Mehrere Kommunen im Landkreis Kelheim ziehen beim Hochwasserschutz an einem Strang. Entlang der Abens haben sich Städte und Märkte zusammengeschlossen, um künftig besser auf Starkregen und Unwetter vorbereitet zu sein.
Mit dem gemeinsamen Projekt AQUA Abens sollen in den kommenden zwei Jahren konkrete Maßnahmen entwickelt und vor Ort umgesetzt werden. Ziel ist es, nicht nur einzelne Orte, sondern die gesamte Region entlang des Flusses besser zu schützen.
Beteiligt an dem Hochwasser-Schutz-Projekt sind unter anderem Mainburg, Siegenburg, Abensberg und Neustadt an der Donau. Sie reagieren damit auf ein bekanntes Problem: Bei Starkregen verwandelt sich die Abens immer wieder in einen reißenden Fluss. Ganze Landstriche werden überflutet.
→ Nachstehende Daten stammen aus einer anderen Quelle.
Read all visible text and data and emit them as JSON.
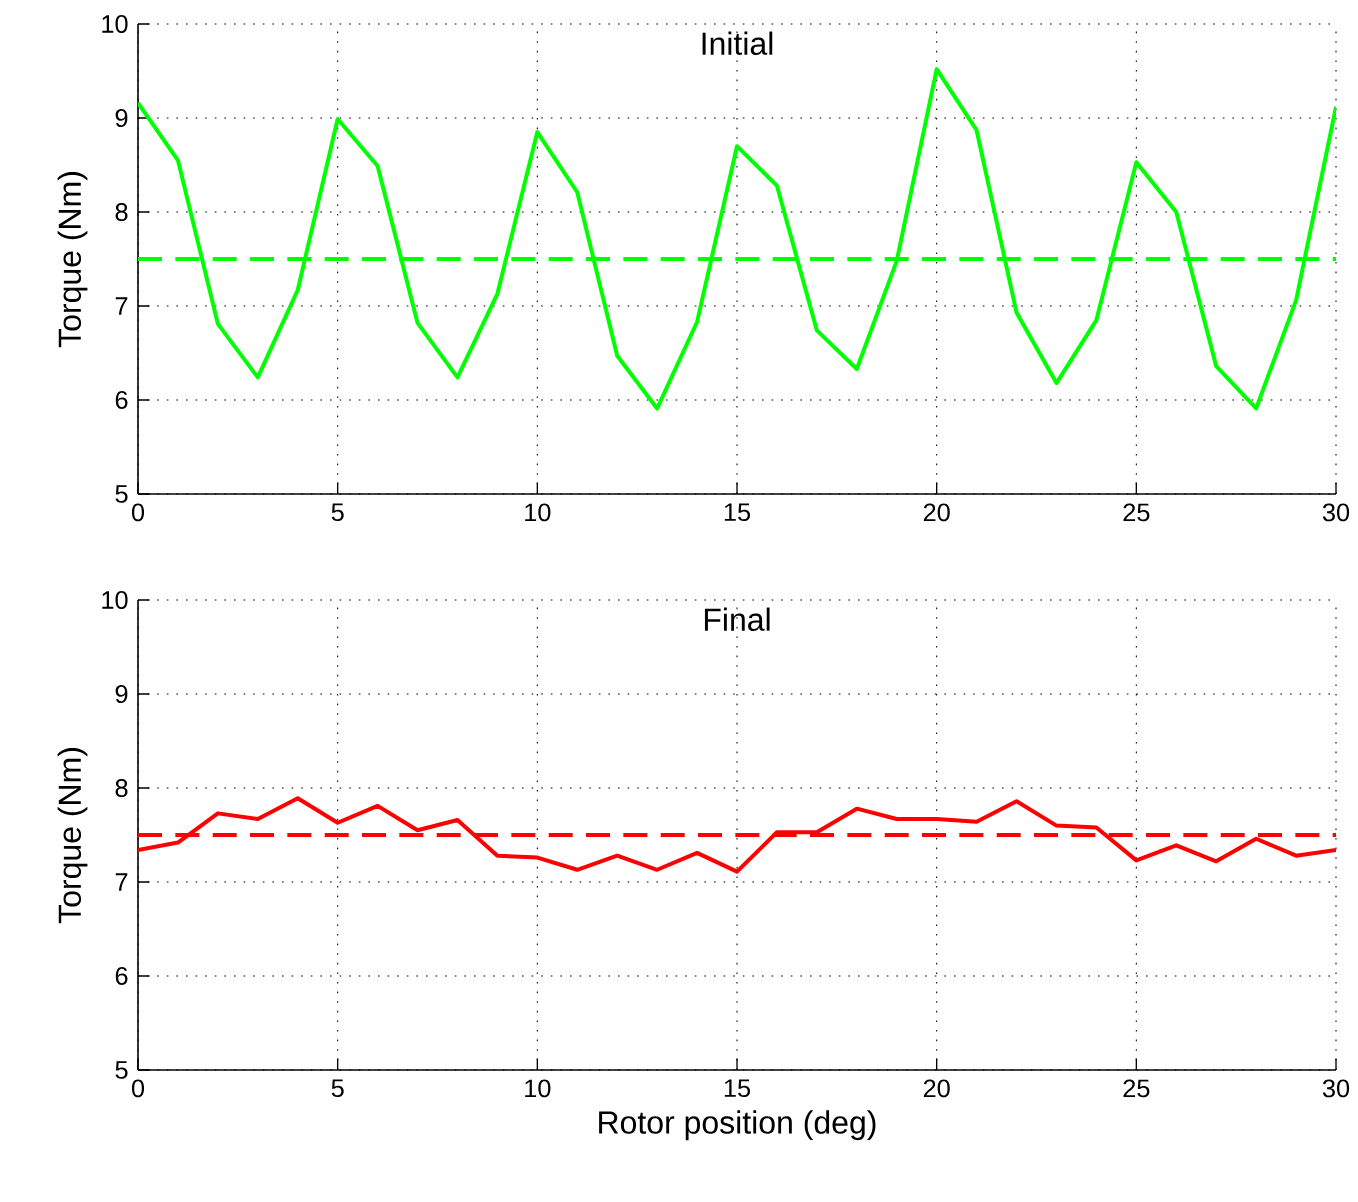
{
  "chart_data": [
    {
      "type": "line",
      "title": "Initial",
      "ylabel": "Torque (Nm)",
      "x": [
        0,
        1,
        2,
        3,
        4,
        5,
        6,
        7,
        8,
        9,
        10,
        11,
        12,
        13,
        14,
        15,
        16,
        17,
        18,
        19,
        20,
        21,
        22,
        23,
        24,
        25,
        26,
        27,
        28,
        29,
        30
      ],
      "series": [
        {
          "color": "#00ff00",
          "values": [
            9.16,
            8.55,
            6.81,
            6.24,
            7.17,
            8.99,
            8.49,
            6.82,
            6.24,
            7.13,
            8.85,
            8.21,
            6.47,
            5.91,
            6.83,
            8.7,
            8.28,
            6.74,
            6.33,
            7.48,
            9.52,
            8.87,
            6.93,
            6.18,
            6.85,
            8.53,
            8.0,
            6.36,
            5.91,
            7.06,
            9.12
          ]
        }
      ],
      "ref_lines": [
        {
          "axis": "y",
          "value": 7.5,
          "color": "#00ff00",
          "line_style": "dashed"
        }
      ],
      "xlim": [
        0,
        30
      ],
      "ylim": [
        5,
        10
      ],
      "xticks": [
        0,
        5,
        10,
        15,
        20,
        25,
        30
      ],
      "yticks": [
        5,
        6,
        7,
        8,
        9,
        10
      ],
      "grid": true,
      "line_style": "solid",
      "marker": "none"
    },
    {
      "type": "line",
      "title": "Final",
      "xlabel": "Rotor position (deg)",
      "ylabel": "Torque (Nm)",
      "x": [
        0,
        1,
        2,
        3,
        4,
        5,
        6,
        7,
        8,
        9,
        10,
        11,
        12,
        13,
        14,
        15,
        16,
        17,
        18,
        19,
        20,
        21,
        22,
        23,
        24,
        25,
        26,
        27,
        28,
        29,
        30
      ],
      "series": [
        {
          "color": "#ff0000",
          "values": [
            7.34,
            7.42,
            7.73,
            7.67,
            7.89,
            7.63,
            7.81,
            7.55,
            7.66,
            7.28,
            7.26,
            7.13,
            7.28,
            7.13,
            7.31,
            7.11,
            7.53,
            7.53,
            7.78,
            7.67,
            7.67,
            7.64,
            7.86,
            7.6,
            7.58,
            7.23,
            7.39,
            7.22,
            7.46,
            7.28,
            7.34
          ]
        }
      ],
      "ref_lines": [
        {
          "axis": "y",
          "value": 7.5,
          "color": "#ff0000",
          "line_style": "dashed"
        }
      ],
      "xlim": [
        0,
        30
      ],
      "ylim": [
        5,
        10
      ],
      "xticks": [
        0,
        5,
        10,
        15,
        20,
        25,
        30
      ],
      "yticks": [
        5,
        6,
        7,
        8,
        9,
        10
      ],
      "grid": true,
      "line_style": "solid",
      "marker": "none"
    }
  ]
}
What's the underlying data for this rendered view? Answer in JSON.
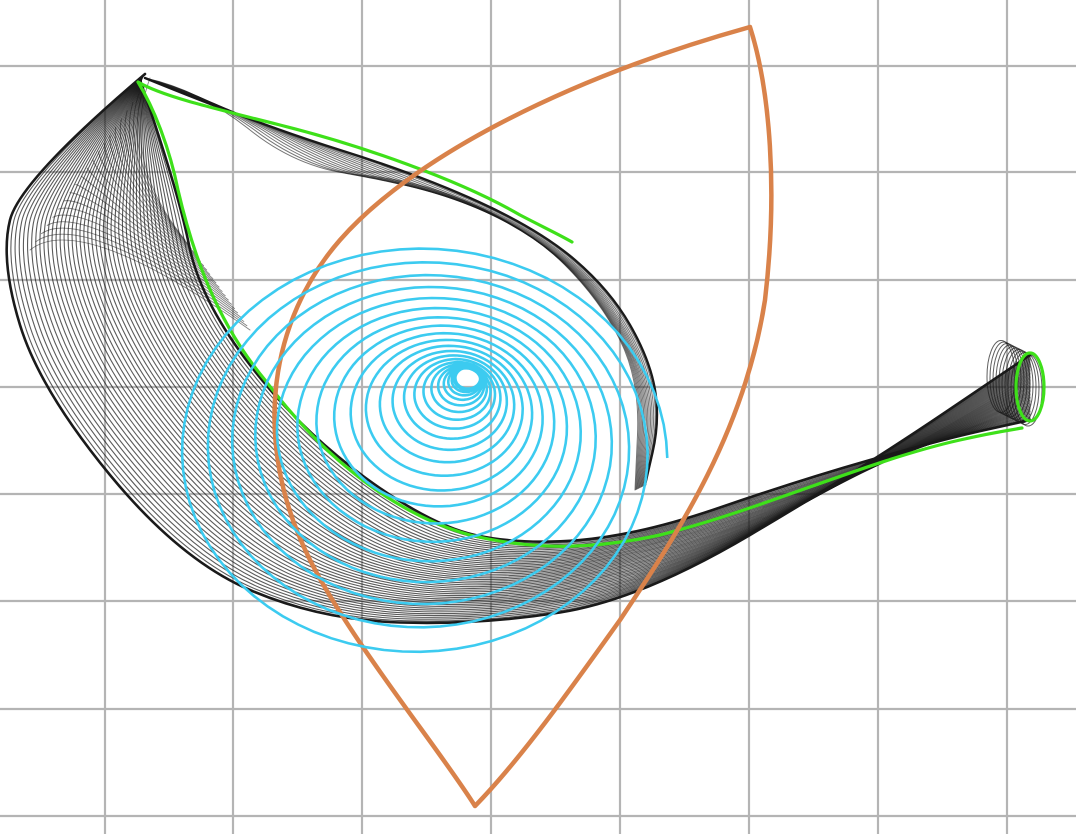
{
  "figure": {
    "background": "#ffffff",
    "grid": {
      "visible": true,
      "color": "#b4b4b4"
    },
    "colors": {
      "tube_mesh": "#1a1a1a",
      "tube_outline": "#3ee01a",
      "teardrop": "#d9824a",
      "spiral": "#3ccbf0"
    }
  }
}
Da Hochwasser selten nur einen einzelnen Ort betrifft, sollen nun Lösungen für die gesamte Region erarbeitet werden.
Der offizielle Startschuss für das Pilot- und Forschungsprojekt AQUA Abens fiel am 1. April. In den kommenden zwei Jahren werden verschiedene Arbeitspakete umgesetzt und direkt vor Ort entwickelt.
Die Kosten für das Projekt belaufen sich auf knapp 200.000 Euro.